Desde entonces, la madre de Erick, aunque es de la región de Tierra Caliente, donde la gente no se cura de espanto ni cree que la sombra se salga del cuerpo, cuando Erick o Iris, su otra hija, se enferman, los lleva con alguna sanadora, la que tenga más cerca.

En estos momentos, una de las sanadoras a las que acude para que curen a su hija o hijo de empacho, de mal de ojo, de malos aires o para que levanten su sombra es Florencia Tejedor Méndez, de 81 años, de los cuales 36 los ha dedicado a la curandería.

La sanadora Florencia Tejedor

“No, yo no sano, quien sana es Dios a través de mis manos”, contesta Florencia, conocida en Apango como Doña Flor.

Esta mañana, doña Flor tiene mucho trabajo. Va a curar de malos aires -equivale a malas vibras- a tres mujeres de la comunidad de El Potrero, municipio de Tixtla. Entre Apango y El Potrero no hay mucha distancia en línea recta, pero la carretera que une El Potrero-Tixtla-Apango zigzaguea alrededor de las montañas y eso alarga el trayecto, probablemente, al doble.

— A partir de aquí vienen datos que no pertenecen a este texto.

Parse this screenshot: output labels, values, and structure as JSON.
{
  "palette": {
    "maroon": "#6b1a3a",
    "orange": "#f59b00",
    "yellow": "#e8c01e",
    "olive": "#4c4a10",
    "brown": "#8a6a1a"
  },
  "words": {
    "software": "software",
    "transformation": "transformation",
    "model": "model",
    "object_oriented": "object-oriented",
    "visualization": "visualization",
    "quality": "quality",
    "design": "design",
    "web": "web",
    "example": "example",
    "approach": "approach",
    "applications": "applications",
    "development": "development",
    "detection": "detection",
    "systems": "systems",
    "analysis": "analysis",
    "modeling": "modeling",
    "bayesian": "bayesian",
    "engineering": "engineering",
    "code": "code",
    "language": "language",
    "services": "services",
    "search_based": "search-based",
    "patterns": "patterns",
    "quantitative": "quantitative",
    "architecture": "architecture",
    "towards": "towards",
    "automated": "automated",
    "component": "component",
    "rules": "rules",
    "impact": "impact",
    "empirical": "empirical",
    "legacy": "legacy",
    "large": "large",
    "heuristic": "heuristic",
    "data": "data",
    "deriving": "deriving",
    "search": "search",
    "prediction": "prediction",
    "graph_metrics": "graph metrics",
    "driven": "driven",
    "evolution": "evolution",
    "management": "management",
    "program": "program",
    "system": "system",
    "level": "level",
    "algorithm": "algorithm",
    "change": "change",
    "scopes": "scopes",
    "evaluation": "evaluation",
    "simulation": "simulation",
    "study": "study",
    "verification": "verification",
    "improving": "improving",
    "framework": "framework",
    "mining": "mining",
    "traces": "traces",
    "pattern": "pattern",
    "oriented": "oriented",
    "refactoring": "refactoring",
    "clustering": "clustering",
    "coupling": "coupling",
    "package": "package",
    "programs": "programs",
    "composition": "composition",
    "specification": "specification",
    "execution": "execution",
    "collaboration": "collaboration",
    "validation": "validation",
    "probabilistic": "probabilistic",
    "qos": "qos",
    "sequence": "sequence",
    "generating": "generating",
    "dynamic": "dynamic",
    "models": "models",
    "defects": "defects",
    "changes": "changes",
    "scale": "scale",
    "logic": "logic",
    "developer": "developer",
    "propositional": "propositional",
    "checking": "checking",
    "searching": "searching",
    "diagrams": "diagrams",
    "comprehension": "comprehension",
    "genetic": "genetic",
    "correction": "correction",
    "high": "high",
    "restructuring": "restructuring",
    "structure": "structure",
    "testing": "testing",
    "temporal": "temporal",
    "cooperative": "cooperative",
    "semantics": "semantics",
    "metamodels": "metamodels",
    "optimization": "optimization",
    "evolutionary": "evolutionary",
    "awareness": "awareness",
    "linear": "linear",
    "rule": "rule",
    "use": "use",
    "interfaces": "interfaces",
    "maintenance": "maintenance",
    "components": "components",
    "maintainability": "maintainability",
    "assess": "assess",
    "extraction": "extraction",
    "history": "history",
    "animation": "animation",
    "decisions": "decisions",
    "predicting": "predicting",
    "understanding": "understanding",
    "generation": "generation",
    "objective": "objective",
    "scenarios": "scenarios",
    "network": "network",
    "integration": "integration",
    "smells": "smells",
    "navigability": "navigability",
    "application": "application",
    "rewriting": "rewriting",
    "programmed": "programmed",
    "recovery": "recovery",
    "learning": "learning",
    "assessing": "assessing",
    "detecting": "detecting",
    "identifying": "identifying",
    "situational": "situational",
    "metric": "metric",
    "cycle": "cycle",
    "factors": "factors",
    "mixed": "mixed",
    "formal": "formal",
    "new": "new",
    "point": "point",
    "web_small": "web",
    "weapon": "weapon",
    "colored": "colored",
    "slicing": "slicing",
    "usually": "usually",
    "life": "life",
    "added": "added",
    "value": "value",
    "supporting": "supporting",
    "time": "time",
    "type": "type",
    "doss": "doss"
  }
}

La sanadora Florencia Tejedor atiende pacientes con diversas enfermedades en su consultorio en Apango, cabecera de Mártir de Cuilapan, en la Montaña baja. Fotos: Marina Romero

Son las 11, la consulta apenas empieza. Las mujeres salieron de El Potrero a las ocho y para regresar deberán pagar un taxi especial, porque la pasajera de transporte colectivo de regreso sale a las 12. El taxi les cobrará alrededor de 800 pesos.

En El Potrero, donde también se habla náhuatl, ya no tienen curanderas ni curanderos, cuentan las mujeres. Acuden a Apango para curarse.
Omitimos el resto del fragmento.